The words “at last” took on a new meaning when Beyoncé sang them to Barack and Michelle Obama at the 2009 Neighborhood Inaugural Ball.
Between the lines was the message that Obama’s election was a huge symbolic milestone for racial equality (although we’re sure he was glad on a personal level as well). “At Last” was performed at each of the 12 different balls attended by the Obamas on January 9, 2009. B’s performance became the most famous, though, probably because she was the reigning queen of pop and R&B through much of the 2000s.
Etta James was not as keen to celebrate this tender moment, however. See the Meaning tab for more on the singer’s angry reaction to Beyoncé’s presidential serenade.
Etta James might have had her own lonely days, but “At Last” was originally written for a fairly large group.
“At Last” became a standard covered by many singers after it was released as a big band pop hit in 1941 and appeared in the film musical Orchestra Wives in 1942. This relatively cheery love song was originally released as a B-side to another upbeat classic that came out of that musical, ”I’ve Got A Gal (In Kalamazoo)”.
The music is great, but plot-wise, Orchestra Wives is what it sounds like: a tale of the catty wives of a group of guys who play in a swing band. We’re certainly glad that type of entertainment died in the 1940s…
Being wrapped up in clovers sounds pretty soft and fuzzy, but James’ real love life was not quite so sweet.

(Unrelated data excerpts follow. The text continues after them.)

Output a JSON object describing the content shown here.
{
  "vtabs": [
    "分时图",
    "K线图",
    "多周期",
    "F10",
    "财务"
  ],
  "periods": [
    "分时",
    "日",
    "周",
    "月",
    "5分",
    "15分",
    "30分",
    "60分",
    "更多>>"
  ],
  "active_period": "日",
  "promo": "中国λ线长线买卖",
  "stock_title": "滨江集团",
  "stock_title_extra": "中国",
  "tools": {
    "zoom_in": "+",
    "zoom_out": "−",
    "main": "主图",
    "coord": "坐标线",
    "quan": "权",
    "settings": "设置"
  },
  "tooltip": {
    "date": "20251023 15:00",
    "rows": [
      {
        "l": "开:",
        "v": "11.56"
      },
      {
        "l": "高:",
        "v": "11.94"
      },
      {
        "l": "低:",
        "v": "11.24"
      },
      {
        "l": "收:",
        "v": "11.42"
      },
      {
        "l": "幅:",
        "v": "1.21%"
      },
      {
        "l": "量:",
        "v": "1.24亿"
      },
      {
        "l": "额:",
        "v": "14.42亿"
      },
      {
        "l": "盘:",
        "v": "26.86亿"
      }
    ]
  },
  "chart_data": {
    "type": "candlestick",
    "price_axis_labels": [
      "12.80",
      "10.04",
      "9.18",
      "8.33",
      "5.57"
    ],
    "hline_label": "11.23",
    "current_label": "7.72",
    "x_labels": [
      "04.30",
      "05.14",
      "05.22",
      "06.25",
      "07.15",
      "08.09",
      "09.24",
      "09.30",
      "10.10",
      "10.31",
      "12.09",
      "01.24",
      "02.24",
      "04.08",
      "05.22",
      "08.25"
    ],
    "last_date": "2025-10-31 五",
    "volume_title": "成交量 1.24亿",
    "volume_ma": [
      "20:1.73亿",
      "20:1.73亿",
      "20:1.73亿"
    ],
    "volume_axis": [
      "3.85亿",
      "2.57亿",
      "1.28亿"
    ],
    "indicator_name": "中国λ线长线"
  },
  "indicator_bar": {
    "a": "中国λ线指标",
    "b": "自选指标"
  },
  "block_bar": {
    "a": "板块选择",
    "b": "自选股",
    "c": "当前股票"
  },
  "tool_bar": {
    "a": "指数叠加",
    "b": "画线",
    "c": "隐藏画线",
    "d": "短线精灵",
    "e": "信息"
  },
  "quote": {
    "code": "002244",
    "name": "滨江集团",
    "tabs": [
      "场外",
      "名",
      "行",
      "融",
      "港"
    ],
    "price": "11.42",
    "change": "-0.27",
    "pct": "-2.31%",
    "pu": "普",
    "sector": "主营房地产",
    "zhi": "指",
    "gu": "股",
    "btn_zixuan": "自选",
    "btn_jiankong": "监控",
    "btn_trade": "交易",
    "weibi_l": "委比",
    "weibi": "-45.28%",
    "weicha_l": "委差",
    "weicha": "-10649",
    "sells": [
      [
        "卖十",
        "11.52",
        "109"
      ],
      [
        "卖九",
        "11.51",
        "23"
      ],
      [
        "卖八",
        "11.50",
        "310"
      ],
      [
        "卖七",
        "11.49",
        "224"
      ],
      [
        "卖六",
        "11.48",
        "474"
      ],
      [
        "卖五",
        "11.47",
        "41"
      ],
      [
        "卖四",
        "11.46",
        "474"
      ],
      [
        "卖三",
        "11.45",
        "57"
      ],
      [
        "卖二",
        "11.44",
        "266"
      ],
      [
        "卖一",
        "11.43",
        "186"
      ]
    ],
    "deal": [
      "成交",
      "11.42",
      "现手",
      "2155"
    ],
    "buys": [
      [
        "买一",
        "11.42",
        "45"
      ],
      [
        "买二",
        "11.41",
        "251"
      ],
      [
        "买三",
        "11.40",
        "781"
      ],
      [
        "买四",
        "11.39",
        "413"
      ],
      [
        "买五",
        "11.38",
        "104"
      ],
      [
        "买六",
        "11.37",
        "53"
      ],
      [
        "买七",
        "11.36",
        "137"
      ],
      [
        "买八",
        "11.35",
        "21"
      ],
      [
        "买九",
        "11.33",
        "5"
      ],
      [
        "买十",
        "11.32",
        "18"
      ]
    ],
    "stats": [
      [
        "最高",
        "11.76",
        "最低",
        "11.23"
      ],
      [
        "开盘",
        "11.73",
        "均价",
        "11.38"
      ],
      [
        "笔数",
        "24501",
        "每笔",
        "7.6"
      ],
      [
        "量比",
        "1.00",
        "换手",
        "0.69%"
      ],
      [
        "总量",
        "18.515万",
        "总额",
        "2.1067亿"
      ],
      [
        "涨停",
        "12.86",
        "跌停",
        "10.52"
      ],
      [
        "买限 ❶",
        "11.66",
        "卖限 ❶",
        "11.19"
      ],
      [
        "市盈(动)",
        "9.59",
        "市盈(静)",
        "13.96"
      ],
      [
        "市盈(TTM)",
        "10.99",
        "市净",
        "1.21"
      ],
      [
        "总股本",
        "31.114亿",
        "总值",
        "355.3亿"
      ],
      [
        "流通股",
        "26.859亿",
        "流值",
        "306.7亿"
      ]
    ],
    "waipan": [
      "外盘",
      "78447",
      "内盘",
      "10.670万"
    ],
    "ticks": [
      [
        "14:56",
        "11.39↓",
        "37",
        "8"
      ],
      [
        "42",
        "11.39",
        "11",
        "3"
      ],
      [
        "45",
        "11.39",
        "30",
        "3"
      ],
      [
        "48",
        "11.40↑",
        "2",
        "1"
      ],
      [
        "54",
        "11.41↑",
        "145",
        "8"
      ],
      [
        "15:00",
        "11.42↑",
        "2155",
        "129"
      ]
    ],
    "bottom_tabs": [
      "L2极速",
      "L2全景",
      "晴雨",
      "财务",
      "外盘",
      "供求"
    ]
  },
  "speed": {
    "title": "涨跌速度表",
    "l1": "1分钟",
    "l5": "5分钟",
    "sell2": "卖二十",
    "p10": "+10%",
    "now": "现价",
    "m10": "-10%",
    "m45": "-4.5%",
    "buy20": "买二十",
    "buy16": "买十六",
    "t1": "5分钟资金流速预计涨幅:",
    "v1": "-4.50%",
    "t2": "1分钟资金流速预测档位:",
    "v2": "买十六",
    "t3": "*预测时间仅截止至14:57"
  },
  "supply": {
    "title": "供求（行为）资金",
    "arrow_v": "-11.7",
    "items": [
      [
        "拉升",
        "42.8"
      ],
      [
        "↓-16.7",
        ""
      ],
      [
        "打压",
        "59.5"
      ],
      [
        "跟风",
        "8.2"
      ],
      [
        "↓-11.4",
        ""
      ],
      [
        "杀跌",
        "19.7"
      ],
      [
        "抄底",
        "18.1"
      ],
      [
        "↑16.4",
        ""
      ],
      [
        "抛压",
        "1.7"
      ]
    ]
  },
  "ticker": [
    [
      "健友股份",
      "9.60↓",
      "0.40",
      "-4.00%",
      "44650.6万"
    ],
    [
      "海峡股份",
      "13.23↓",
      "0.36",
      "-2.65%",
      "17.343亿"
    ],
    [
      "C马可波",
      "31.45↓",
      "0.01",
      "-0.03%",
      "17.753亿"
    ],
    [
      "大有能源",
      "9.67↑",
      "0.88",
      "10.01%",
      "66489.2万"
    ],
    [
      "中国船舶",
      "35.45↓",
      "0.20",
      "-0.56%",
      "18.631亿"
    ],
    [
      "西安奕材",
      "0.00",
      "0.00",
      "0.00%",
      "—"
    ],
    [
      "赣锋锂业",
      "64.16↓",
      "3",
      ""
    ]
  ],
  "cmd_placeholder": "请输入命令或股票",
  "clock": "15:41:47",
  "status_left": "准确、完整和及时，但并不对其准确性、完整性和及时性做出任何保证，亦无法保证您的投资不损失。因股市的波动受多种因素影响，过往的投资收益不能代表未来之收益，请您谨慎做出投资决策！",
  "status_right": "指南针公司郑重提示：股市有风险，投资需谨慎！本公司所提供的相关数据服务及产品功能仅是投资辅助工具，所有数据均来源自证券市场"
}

James had a tough upbringing—absent parents, busy caretakers—and developed several addictions by the time she reached her teenage years. Her lifelong struggle with heroin and other drugs is now well documented in the mainstream, but less discussed is her related struggle with men. Her autobiography, Rage to Survive: The Etta James Story, gives up more than a few of the sordid details. In one chapter, she talks about getting clean from heroin in the 1960s, only to discover another addiction: “I wasn’t aware of how my other dependency—on rotten men—was just as dangerous.”
Prior to her death, James was married to the same man for over four decades (Artis Mills—also a sometime-junkie—who spent ten years in prison for heroin possession in the 1970s to 1980s), but they had their share of drama. As recently as 2008, James filed for a divorce from Mills, a move her friends chalked up to her increasingly poor health (James suffered from both leukemia and Alzheimer’s).
Random references to heaven are always welcome in soul and blues songs.
As with many love songs, “At Last” features a line that boasts a heaven-on-earth environment for the singer when her love is around. In the real world, though, and especially within the soul community, there has been a longstanding divide between singers like Etta James, who perform pop and R&B, often with racy love and sex themes, and her predecessors like Sister Rosetta Tharpe and Mahalia Jackson, who strictly sing church gospel music.
Old-fashioned gospel came out of southern Christian churches, and often the morals of the churchgoers dictated against drinking or partying of any kind. The raucous, seductive musical movement known as the blues that emerged in the early twentieth century was something of a naughty trend from the perspective of strict gospelites. Even worse in the eyes of social and moral conservatives was the whole world of rock and roll and the sex and drugs that went with it.
That wasn’t the worst of it, though. The gospel community was struck repeated blows throughout the 1950s and 1960s as former stars such as Sam Cooke and Lou Rawls turned away from gospel to more popular genres. Etta James was raised on gospel music and was a star singer in her church as a very young girl, but she lived the life of just the sort of fallen child the church-lovers feared: drugs, men, and problems with the law were constants in her life. With all that rock and roll authenticity in tow, she also became one of the greatest rock, pop, and/or R&B singers of the century. You win some, you lose some?